In years past, the effort has largely focused on manual labor. This is the first year medical services have been done on a volunteer basis by dentists, doctors and clinicians.

It was thanks to Access Partnership that the doctors were brought in and the clinic was included this year.

A few months ago, Candice Driskell, executive director of Access Partnership, approached United Way’s Kellam about including medical services in the Day of Caring. Both women have medical backgrounds, and Driskell started dreaming up all the possibilities.

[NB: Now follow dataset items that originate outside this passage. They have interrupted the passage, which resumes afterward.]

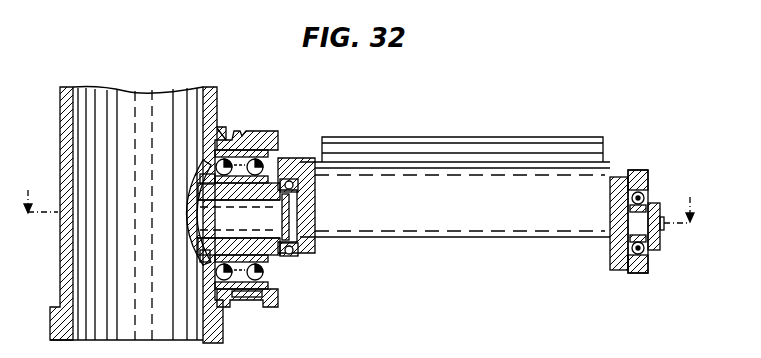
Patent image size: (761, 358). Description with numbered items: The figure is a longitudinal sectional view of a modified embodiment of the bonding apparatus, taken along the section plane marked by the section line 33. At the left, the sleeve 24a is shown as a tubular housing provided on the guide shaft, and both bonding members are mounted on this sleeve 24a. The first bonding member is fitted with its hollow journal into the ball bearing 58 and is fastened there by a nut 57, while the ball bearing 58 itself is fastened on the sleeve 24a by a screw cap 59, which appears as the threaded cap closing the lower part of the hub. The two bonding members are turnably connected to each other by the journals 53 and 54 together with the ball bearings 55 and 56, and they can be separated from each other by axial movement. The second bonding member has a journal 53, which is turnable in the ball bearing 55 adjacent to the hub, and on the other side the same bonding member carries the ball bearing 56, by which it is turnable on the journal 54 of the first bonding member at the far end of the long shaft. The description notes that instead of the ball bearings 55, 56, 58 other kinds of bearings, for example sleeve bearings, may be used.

The sleeve 24a is at (68, 120).
The section line 33 is at (369, 218).
The journal 53 is at (300, 204).
The journal 54 is at (655, 238).
The ball bearing 55 is at (289, 180).
The ball bearing 56 is at (645, 198).
The nut 57 is at (200, 256).
The ball bearing 58 is at (244, 298).
The screw cap 59 is at (279, 297).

“There are so many resources out there,” Driskell said. “It’s just a matter of connecting them, which is what we do. I know that as a volunteer I can feel out of my element doing landscaping, but I would love to use my talent as a nurse to help people, and I’m sure other doctors would feel the same.”

Driskell was right.

The United States Navy donated two dental vans, which provided four extra dental chairs, and there were doctors, dentists and clinicians who turned out to lend a hand. Some drove the better part of two hours to get to the clinic.

“It feels good to know you’re using your abilities to help people who really need it,” said Dr. Dennis Cleckner, a dentist with a Virginia Beach practice. “I’ve done multiple extractions today. It’s not just getting rid of a pain or a nuisance, though. It contributes to overall health. If left alone, it can lead to heart disease.”

The clinic opened in 2007 and began providing dental services in April 2009 through a mobile dental clinic. This year, with its move into a new building, WTFC built a dental wing, where volunteers now provide dental and medical services to uninsured people in Western Tidewater between the ages of 19 and 64 who meet certain income requirements.

One such recipient of Friday’s labor of love was Stephen Stephens, who has been unemployed since the closing of International Paper.

“I’m having my teeth cleaned so I can have my fronts put in,” he explained. “This helps a lot, because I don’t have money to get my teeth cleaned, but it has to be done first. I’ll just be so glad when I can chew food properly.”

After all was said and done on Friday, 45 dental patients were scheduled to be seen and 28 new medical patients were to be brought in and processed.

“A busy day for us is seven patients,” Witt said. “Our wait list gets bigger and bigger every day. What they helped do here today was huge.”